The time-dependent fluctuation of clinical state could not fully be controlled for and, since treatments are started when the clinical state deteriorates, the effectiveness of treatments may be underestimated for all treatments in the primary analysis. However, a sensitivity analysis excluding the first month of treatment showed basically the same rank order for treatments as did the main analysis, which indicates that protopathic bias does not explain the differences in comparative effectiveness between the medications. Since within-individual analysis does not include those patients without outcome or variation in the drug exposure, we did also a secondary analysis by using between-individual design, which includes all patients. Also, results from this analysis were consistent with the results from the primary analysis. Early discontinuation of medications and short periods of nonadherence cannot be observed in register-based data, which is a limitation of our study. As there has generally been shown to be a substantial lag in setting a diagnosis of schizophrenia after the first onset of prodromal symptoms, it is possible that setting the inclusion criteria at schizophrenia diagnosis rather than the onset of prodromal symptoms may include some survival bias into the analysis. Patients committing suicides before receiving their schizophrenia diagnosis have not been included in the cohort.

Conclusion

The results from 2 large nationwide cohorts provide evidence on the comparative real-world effectiveness of specific antipsychotics in the prevention of severe suicidal behavior. Clozapine is the only pharmacological treatment associated with a substantially decreased risk of attempted or completed suicide and should be considered as first-line treatment for patients with suicidal ideation or behavior.

Supplementary Material

sbaa111_suppl_Supplementary_Material

Funding

This study was funded by the Finnish Ministry of Social Affairs and Health through the developmental fund for Niuvanniemi Hospital. H.T. was funded by the Academy of Finland (grants 315969 and 320107). M.L. was partly funded by personal grants from the Finnish Medical Foundation and Emil Aaltonen Foundation. The funders of the study had no role in the study design, data collection, data analysis, data interpretation, or writing of the report. The corresponding authors had full access to all of the data and the final responsibility to submit for publication.

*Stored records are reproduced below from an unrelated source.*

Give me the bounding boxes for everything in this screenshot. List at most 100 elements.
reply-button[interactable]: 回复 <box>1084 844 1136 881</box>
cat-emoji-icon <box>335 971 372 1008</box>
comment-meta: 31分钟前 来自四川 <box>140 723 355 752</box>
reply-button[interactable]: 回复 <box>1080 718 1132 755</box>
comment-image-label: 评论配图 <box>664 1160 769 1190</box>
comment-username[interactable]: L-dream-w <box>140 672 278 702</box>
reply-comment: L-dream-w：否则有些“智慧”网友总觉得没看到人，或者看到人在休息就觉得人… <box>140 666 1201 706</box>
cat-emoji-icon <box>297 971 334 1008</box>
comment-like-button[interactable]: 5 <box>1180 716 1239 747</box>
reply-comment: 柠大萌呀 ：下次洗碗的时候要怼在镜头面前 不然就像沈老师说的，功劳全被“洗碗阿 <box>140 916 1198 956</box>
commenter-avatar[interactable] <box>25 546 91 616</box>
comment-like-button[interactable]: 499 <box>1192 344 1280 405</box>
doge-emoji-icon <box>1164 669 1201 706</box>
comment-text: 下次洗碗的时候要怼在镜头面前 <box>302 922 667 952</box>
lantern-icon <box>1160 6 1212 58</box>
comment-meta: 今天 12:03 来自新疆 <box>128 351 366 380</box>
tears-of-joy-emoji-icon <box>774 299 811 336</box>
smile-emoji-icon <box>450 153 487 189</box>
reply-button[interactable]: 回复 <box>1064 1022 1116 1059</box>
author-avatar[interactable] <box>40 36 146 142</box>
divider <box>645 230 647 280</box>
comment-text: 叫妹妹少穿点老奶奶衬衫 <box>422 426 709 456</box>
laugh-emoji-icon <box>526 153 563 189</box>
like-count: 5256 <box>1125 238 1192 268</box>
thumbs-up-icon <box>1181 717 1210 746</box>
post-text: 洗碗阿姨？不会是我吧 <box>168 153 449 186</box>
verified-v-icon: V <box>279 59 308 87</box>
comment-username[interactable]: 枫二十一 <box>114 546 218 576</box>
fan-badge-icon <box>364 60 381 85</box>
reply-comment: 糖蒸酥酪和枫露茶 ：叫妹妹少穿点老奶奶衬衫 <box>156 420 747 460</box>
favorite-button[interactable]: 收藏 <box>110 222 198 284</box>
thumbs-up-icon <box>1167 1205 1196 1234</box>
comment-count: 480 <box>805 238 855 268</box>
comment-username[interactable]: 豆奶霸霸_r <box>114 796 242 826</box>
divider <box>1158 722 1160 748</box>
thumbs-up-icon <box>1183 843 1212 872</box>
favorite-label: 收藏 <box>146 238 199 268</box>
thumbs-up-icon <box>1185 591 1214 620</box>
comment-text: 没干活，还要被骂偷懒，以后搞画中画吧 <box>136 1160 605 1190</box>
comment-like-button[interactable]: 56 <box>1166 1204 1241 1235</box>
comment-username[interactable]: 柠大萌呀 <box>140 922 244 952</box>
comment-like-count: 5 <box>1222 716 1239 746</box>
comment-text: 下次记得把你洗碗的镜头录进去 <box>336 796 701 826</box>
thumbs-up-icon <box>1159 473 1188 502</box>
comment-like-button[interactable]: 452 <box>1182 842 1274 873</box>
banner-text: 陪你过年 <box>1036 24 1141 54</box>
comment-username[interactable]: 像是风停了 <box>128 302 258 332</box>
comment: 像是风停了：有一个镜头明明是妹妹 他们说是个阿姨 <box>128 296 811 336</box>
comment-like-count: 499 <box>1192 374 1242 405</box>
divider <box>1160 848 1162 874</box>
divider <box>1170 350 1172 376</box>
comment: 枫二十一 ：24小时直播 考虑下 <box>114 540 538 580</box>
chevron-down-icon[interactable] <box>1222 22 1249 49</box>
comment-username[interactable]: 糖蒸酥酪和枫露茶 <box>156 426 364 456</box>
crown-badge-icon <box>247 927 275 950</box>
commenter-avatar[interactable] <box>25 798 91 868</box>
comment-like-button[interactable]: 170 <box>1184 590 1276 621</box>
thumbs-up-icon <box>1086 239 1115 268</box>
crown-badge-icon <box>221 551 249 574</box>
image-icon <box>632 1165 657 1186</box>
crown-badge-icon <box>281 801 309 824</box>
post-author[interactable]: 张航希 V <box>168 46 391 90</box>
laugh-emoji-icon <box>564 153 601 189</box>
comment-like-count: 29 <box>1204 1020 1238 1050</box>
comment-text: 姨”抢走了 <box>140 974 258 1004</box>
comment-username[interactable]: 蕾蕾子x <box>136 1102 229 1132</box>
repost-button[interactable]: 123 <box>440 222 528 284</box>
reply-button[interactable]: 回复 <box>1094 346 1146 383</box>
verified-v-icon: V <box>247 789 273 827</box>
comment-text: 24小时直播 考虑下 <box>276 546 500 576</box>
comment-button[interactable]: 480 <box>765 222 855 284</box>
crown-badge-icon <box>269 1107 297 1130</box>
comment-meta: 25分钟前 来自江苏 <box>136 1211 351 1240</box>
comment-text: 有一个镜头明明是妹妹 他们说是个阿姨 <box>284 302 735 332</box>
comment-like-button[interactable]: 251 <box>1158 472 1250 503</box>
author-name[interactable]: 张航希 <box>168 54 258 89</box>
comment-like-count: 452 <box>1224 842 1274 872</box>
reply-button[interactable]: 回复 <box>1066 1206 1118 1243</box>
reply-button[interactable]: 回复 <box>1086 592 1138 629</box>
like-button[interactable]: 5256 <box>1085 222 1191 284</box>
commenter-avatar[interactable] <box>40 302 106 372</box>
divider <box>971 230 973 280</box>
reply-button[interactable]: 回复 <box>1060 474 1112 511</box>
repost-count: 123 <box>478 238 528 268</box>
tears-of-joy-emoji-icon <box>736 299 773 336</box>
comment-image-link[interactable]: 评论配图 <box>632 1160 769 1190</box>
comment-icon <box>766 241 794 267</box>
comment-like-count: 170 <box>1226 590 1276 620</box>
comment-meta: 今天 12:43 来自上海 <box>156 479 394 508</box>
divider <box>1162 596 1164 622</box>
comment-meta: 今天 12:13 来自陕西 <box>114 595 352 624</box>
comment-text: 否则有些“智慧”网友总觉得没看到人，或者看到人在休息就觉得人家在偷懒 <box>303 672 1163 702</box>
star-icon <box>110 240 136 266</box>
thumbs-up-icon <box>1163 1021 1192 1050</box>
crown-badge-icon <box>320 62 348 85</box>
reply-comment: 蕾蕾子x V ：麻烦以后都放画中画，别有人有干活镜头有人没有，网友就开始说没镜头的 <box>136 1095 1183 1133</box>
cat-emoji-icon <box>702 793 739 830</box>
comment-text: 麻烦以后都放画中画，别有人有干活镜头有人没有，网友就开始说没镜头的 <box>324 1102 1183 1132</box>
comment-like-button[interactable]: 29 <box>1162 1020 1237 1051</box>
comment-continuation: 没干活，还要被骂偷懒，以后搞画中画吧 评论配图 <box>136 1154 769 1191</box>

Conflict of interest: J.T., E.M.-R., H.T., and A.T. have participated in research projects funded by grants from Janssen-Cilag and Eli Lilly to their employing institution. H.T. reports personal fees from Janssen-Cilag. J.T. reports personal fees from the Finnish Medicines Agency, European Medicines Agency, Eli Lilly, Janssen-Cilag, Lundbeck, and Otsuka, is a member of advisory board for Lundbeck, and has received grants from the Stanley Foundation and Sigrid Jusélius Foundation. M.L. is a board member of Genomi Solutions Ltd, has received honoraria from Sunovion Ltd and Orion Pharma Ltd, and research funding from the Finnish Medical Foundation and Emil Aaltonen Foundation.